Valensina schenkt reinen Saft ein:

So viel Frucht steckt wirklich im Fruchtsaft

Man kann schon etwas ratlos werden, wenn man im Handel vor dem Saft- oder Kühlregal steht. Zum einen wegen der großen Sortenvielfalt, aber auch wegen der prominenten Hinweise auf dem Etikett. Fruchtsaftexperte Valensina klärt auf, was sich hinter den Begriffen verbirgt, denn ob etwas sich Saft, Direktsaft, Fruchtsaftgetränk oder Nektar nennen darf, regelt strengstens die Fruchtsaftverordnung.

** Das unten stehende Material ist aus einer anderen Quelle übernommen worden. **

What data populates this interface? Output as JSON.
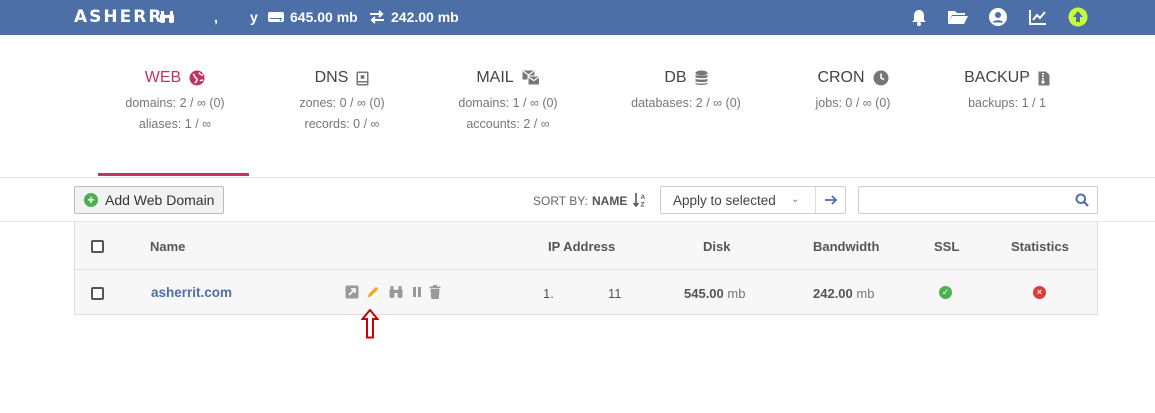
{
  "topbar": {
    "logo": "ASHERR",
    "user_fragment": ",",
    "user_suffix": "y",
    "disk_usage": "645.00 mb",
    "bandwidth_usage": "242.00 mb",
    "icons": [
      "bell-icon",
      "folder-icon",
      "user-icon",
      "chart-icon",
      "update-icon"
    ]
  },
  "stats": [
    {
      "title": "WEB",
      "icon": "globe-icon",
      "lines": [
        "domains: 2 / ∞ (0)",
        "aliases: 1 / ∞"
      ],
      "active": true
    },
    {
      "title": "DNS",
      "icon": "dns-book-icon",
      "lines": [
        "zones: 0 / ∞ (0)",
        "records: 0 / ∞"
      ]
    },
    {
      "title": "MAIL",
      "icon": "mail-icon",
      "lines": [
        "domains: 1 / ∞ (0)",
        "accounts: 2 / ∞"
      ]
    },
    {
      "title": "DB",
      "icon": "database-icon",
      "lines": [
        "databases: 2 / ∞ (0)"
      ]
    },
    {
      "title": "CRON",
      "icon": "clock-icon",
      "lines": [
        "jobs: 0 / ∞ (0)"
      ]
    },
    {
      "title": "BACKUP",
      "icon": "file-archive-icon",
      "lines": [
        "backups: 1 / 1"
      ]
    }
  ],
  "toolbar": {
    "add_label": "Add Web Domain",
    "sort_label": "SORT BY:",
    "sort_value": "NAME",
    "select_value": "Apply to selected",
    "search_placeholder": ""
  },
  "table": {
    "headers": {
      "name": "Name",
      "ip": "IP Address",
      "disk": "Disk",
      "bandwidth": "Bandwidth",
      "ssl": "SSL",
      "statistics": "Statistics"
    },
    "rows": [
      {
        "name": "asherrit.com",
        "ip_part1": "1.",
        "ip_part2": "11",
        "disk_value": "545.00",
        "disk_unit": "mb",
        "bandwidth_value": "242.00",
        "bandwidth_unit": "mb",
        "ssl": "enabled",
        "statistics": "disabled",
        "actions": [
          "open-external-icon",
          "edit-pencil-icon",
          "logs-binoculars-icon",
          "suspend-pause-icon",
          "delete-trash-icon"
        ]
      }
    ]
  },
  "colors": {
    "topbar": "#4c6fa8",
    "accent": "#c1345f",
    "link": "#4c6fa8",
    "success": "#4caf50",
    "danger": "#e53935",
    "edit": "#f5a623",
    "pointer": "#cc0000"
  }
}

Fruchtsaft ist nicht gleich Fruchtsaft.

Deutschland ist mit 30 Litern pro Kopf im Jahr Weltmeister beim Safttrinken. Laut einer Studie des Verbandes der deutschen Fruchtsaftindustrie legen die Verbraucher vor allem Wert auf Qualität und Regionalität beim Safteinkauf. Demgegenüber steht allerdings nach wie vor eine große Unsicherheit, was den tatsächlichen Fruchtsaftgehalt angeht, denn dass sich ein Saft nur Saft nennen darf, wenn zu 100 Prozent Früchte drinstecken, wissen die wenigsten. Mit einer ausführlichen Fruchtsaftwarenkunde möchte die beliebte Marke aufklären und so für jeden das passende Getränk ins Glas bringen.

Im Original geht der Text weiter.